Brazil's Environment Minister Calls for Courage to Create Fossil Fuel Phase-out Roadmap at COP30
The climate chief, the minister, has urged all nations to demonstrate the courage needed to address the necessity of a global fossil fuel phaseout, labeling the development of a roadmap as an “ethical” answer to the global warming emergency.
She stressed, however, that participation in this endeavor would be optional and “self-determined” for willing governments.
This issue stands as one of the most debated matters at the UN climate summit in the host country, with countries divided over whether and how such a strategy can be discussed. As the host, Brazil has maintained a carefully neutral stance on which items can be included on the formal schedule.
The official expressed support for the possibility of a plan, though not directly committing the country to it.
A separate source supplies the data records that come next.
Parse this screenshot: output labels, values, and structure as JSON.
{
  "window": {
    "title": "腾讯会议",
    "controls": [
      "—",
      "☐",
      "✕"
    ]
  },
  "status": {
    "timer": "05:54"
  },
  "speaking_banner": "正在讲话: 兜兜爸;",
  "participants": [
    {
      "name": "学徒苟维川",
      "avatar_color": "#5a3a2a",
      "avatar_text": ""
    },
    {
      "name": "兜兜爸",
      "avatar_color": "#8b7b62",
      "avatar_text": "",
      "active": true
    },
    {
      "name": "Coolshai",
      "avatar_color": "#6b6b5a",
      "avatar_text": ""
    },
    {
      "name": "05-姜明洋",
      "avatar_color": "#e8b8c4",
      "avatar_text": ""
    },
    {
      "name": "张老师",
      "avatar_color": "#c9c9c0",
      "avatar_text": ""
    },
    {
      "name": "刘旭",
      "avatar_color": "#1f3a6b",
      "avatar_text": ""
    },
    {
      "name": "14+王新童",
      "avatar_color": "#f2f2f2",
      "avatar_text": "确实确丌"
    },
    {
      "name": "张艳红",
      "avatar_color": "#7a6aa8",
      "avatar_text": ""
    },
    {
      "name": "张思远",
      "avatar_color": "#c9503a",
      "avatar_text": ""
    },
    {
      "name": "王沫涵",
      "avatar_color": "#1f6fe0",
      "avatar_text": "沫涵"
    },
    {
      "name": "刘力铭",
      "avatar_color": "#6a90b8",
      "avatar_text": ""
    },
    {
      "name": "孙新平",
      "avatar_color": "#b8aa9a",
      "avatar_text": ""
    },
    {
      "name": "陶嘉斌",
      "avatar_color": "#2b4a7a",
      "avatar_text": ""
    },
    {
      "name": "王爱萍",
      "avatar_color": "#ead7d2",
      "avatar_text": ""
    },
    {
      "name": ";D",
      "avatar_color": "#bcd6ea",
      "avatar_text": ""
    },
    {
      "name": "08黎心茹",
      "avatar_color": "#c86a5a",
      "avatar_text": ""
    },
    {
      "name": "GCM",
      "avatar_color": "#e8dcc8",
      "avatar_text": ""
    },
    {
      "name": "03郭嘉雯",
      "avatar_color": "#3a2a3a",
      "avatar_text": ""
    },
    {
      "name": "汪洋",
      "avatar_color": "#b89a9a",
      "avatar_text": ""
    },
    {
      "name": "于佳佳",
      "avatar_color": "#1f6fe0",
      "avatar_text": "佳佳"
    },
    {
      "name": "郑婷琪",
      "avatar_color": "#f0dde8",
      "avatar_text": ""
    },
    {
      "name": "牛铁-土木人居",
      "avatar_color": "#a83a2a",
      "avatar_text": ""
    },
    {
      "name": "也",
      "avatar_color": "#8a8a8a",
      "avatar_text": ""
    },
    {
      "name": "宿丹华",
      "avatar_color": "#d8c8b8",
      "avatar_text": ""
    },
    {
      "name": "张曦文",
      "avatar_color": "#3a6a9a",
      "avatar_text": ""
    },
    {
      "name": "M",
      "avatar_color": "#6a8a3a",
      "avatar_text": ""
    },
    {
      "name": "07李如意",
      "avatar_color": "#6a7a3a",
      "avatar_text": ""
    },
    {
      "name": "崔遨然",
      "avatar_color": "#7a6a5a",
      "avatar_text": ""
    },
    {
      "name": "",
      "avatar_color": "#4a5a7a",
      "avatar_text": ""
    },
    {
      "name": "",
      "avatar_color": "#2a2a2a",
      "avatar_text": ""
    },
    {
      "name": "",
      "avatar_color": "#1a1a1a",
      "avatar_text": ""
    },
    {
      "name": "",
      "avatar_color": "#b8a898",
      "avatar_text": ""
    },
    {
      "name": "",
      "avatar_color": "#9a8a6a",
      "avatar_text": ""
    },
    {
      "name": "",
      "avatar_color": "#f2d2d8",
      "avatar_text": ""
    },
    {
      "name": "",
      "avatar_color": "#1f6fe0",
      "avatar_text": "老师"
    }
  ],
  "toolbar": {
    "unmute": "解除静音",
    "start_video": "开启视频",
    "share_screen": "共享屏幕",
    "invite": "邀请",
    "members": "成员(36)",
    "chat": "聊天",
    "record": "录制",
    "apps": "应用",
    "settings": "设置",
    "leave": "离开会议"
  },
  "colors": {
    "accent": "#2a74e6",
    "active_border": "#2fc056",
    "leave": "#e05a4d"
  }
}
She stated: “In times we have a terrain that is quite grim, it is helpful that we have a map. But the guide does not compel us to proceed, or to climb.”
Speaking further, she noted: “The roadmap is an response to our scientific knowledge [of the climate crisis]. It is an ethical response.”
Dozens of nations gathered in the host city for the global climate conference, which is starting its next phase, are aiming to establish how a worldwide transition of oil, gas, and coal could be implemented. They aim to build on a historic agreement reached two years ago at a previous UN summit to “transition away from non-renewable energy sources.”
The commitment lacked a timetable or specifics on the way it could be realized, and even though it was passed by all, some nations have later tried to back away from the promise. Attempts last year to expand on its real-world implications were stymied by resistance from petrostates at another UN summit.
As a result, there was no mention of the transition away from carbon fuels in the outcome of COP29.
Because of this, Brazil has been cautious of calls by certain countries to include the transition on the agenda for COP30. But the minister has strived in private to make sure the pledge could be discussed at the summit apart from the official program.
The minister convinced Brazil’s leader, who gave public reference repeatedly to the need to “shift from dependence on traditional energy” at the global leaders' meeting that preceded the conference, and at the start of the event.
“The issue is a matter that we understand at a certain time had to be raised, because it is the sole way to address the issue from the root,” Marina Silva said. “We acknowledge that it is challenging, and we cannot sell false hopes. Raising the subject is courageous, and I hope [to see] this bravery from all, from producers and consumers.”
The nation had not initiated the call for a phaseout, the minister said, because that had been initiated at COP28. Rather, it was allowing the discussions to take place in line with what certain nations desired. “We know these topics are delicate. We will give the chance to discuss it,” she said.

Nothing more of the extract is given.